In this period a clean up in the front room turned up a wool knit singlet bought from a chain store. Now, did a different friend buy it and give it to me to dye? Did I find it in an op shop and save it for later? Neither of us could remember, but here is the outcome (and I yes, gave it to her).
Have I mentioned the mending? Sometimes one item a day, sometimes two! This is the sole of my beloved’s favourite slipper. But there is so much more.
The winter underthings have had a lot of mending. Some are now pretty ancient and well worn.
This one had a lot of mending after a m*th attack some time back, but this time… so much more.
This is the under arm seam of a long sleeved t shirt. Just a tiny hand stitched patch!

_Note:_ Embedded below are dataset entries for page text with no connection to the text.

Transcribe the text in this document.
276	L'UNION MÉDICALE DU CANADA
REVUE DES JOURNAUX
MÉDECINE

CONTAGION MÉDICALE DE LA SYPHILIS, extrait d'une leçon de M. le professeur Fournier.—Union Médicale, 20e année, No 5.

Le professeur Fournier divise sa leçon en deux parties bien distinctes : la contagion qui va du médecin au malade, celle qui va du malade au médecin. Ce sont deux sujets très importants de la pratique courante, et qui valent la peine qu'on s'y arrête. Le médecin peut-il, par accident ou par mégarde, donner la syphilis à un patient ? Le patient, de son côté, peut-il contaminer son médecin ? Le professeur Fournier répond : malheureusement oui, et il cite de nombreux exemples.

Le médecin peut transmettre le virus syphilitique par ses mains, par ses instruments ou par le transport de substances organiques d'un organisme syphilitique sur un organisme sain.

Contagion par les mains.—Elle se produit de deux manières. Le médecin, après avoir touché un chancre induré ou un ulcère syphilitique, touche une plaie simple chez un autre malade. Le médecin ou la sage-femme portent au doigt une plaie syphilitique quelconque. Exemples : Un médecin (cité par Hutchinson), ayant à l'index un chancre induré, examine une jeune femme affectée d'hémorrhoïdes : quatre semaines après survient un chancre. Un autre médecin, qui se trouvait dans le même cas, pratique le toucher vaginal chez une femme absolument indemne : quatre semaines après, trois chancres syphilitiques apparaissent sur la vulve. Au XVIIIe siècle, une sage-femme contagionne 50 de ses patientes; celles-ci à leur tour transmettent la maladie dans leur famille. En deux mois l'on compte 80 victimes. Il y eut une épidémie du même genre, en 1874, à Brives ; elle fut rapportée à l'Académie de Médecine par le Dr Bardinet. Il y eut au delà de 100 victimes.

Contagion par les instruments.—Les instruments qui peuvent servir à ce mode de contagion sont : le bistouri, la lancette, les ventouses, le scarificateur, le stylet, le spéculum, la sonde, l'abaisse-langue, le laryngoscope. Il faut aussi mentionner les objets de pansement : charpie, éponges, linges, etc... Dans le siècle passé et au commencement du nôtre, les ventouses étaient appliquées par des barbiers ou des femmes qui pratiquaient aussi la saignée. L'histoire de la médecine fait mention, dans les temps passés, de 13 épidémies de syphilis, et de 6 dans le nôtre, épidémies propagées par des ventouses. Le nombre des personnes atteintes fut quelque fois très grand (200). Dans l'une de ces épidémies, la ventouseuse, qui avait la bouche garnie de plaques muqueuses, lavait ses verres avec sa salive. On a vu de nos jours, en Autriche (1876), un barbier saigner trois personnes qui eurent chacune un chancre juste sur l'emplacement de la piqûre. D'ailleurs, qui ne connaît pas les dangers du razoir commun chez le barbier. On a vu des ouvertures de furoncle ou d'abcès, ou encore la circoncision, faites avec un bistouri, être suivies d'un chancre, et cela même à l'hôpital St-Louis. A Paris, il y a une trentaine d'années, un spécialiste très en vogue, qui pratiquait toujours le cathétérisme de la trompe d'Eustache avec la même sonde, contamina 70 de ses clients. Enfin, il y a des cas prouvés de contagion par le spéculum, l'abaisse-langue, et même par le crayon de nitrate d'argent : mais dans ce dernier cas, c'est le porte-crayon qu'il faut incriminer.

There are also the maxi-mends, this set on another undergarment. These are silky merino patches cut from sewing scraps, hand stitched onto a stretch wool garment. The speckle-stitches are on the right side, and the long stitches are on the inside.
Then there was mending a favourite old jumper for a friend. She had started mending it in red, and I had some matching sock yarn so…
Naturally, that’s just the start! Repeating the cycle of repairing ladders, stabilising holes and then knitting in a patch…
Until finally… and after some a blanket stitch intervention to stabilise threadbare and unravelling cuffs, followed by some crochet crab stitch over the top…
More maxi mending with patches inside… (and old mends clearly visible).
One day I realised these otherwise comfy socks had two threadbare patches and a big hole and were well past darning really, so stitched in some silky merino scraps to keep them in service (this is what happens when you have a lot of Zoom meetings and a lot of holey clothes, I reckon).
And beside all this there has been regular old brown on brown mends in jumpers and the restitching on facings onto collars and all the usual. Mend on, my friends!
I made another pair of soft shoes, with leather scrap soles from the stash, and a nice old pair of tracksuit pants providing insulation. I guess-graded up the Spoonflower pattern to the growing foot of the grandbub…
These seemed to be some kind of sample–each labeled with a colour, like a paint swatch card! I figured the bub wouldn’t care. The outers are little scraps from a hand printed table runner I bought at Oxfam and converted to a beautiful bag. Now the final scraps have gone to a lovely use too.